# Name That Fish :)



## Innes (Jan 13, 2003)

one of my newish shoal.... but what is it?


----------



## jestergraphics (May 29, 2007)

looks like a baby rbp, hint of red on the anal fin, silver and spotted, close up photo so it looks bigger than what it is....and you used the term 'shoal' which narrows in down to a couple few......just spit ballin here.


----------



## Guest (Oct 25, 2011)

Its hard to tell from that picture, lol. Could be a Silver Dollar, Pacu or Redbelly. Need a clearer side flank shot to be sure.


----------



## Piranha-Freak101 (Dec 8, 2010)

picture is bad.. hard to even tell if its a piranha


----------



## jestergraphics (May 29, 2007)

ksls said:


> Its hard to tell from that picture, lol. Could be a Silver Dollar, Pacu


could be on to something there, especially the roundness to it


----------



## Piranha-Freak101 (Dec 8, 2010)

Kinda does look like silve dollar.. notice the pointy snout


----------



## bob351 (Oct 23, 2005)

Pygopristis denticulata?... body shape is there so is the fact you have them shoaling but the spots are throwing me off and making me think more striolatus.

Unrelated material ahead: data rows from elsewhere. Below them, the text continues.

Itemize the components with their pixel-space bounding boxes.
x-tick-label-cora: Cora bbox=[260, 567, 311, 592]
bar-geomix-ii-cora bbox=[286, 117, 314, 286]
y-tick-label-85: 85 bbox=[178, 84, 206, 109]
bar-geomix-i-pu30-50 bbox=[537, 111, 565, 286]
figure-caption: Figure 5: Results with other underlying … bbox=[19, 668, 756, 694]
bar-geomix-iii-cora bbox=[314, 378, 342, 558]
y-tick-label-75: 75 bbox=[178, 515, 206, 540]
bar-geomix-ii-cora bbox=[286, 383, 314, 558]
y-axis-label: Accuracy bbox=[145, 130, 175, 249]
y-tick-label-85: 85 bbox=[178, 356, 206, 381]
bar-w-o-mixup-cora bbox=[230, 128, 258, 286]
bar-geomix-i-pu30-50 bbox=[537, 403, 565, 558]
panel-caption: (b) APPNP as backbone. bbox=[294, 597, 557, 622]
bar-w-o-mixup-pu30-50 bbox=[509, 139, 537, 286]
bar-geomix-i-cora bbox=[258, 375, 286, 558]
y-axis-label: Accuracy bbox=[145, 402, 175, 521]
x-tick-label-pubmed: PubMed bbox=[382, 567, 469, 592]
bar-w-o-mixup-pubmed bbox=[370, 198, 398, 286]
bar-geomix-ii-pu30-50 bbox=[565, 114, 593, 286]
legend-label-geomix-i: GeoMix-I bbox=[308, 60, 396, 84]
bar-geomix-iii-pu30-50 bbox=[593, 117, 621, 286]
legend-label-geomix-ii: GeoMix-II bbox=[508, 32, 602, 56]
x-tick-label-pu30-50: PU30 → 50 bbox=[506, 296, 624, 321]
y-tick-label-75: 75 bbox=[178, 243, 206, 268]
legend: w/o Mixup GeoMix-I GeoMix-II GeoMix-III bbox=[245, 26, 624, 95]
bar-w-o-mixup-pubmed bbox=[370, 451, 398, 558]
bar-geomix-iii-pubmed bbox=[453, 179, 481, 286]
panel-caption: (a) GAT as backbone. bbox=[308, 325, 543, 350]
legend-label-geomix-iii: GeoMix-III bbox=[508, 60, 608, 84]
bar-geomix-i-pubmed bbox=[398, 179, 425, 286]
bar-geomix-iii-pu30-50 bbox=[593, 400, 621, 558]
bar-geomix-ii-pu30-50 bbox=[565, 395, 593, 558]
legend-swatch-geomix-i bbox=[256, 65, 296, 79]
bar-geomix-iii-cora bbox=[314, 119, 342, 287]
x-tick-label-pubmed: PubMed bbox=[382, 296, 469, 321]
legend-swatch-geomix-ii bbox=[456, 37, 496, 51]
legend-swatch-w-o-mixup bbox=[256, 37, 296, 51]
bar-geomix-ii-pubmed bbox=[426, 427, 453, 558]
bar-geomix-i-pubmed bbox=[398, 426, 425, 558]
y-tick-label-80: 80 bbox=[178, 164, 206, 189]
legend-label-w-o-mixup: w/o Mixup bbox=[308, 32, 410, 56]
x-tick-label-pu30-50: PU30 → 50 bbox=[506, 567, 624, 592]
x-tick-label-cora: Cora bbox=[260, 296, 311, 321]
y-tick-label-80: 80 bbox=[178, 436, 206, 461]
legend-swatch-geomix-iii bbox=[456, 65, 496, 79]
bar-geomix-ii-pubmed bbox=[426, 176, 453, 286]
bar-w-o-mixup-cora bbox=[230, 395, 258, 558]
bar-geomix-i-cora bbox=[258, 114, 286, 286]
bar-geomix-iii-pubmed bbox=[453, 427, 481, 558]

Or I could be just be way over analytical.


----------



## Innes (Jan 13, 2003)

good thinking guys, its a spotted silver doller


----------



## Guest (Oct 25, 2011)




----------



## Piranha-Freak101 (Dec 8, 2010)

I guessed it second


----------



## Innes (Jan 13, 2003)

as my camera sucks I found a pic that looks a bit like them, if Frank is still about im sure he will tell me the silver dollar sciance is not that good and so a posative ID is next to impossible and compared to this pic I think the head shape is less serrasalmus and more pygocentrus (if you know what I mean)









_Metynnis sp._


----------



## Red Sox Fanatic (Jun 13, 2011)

Ummm fried SD's in butter.


----------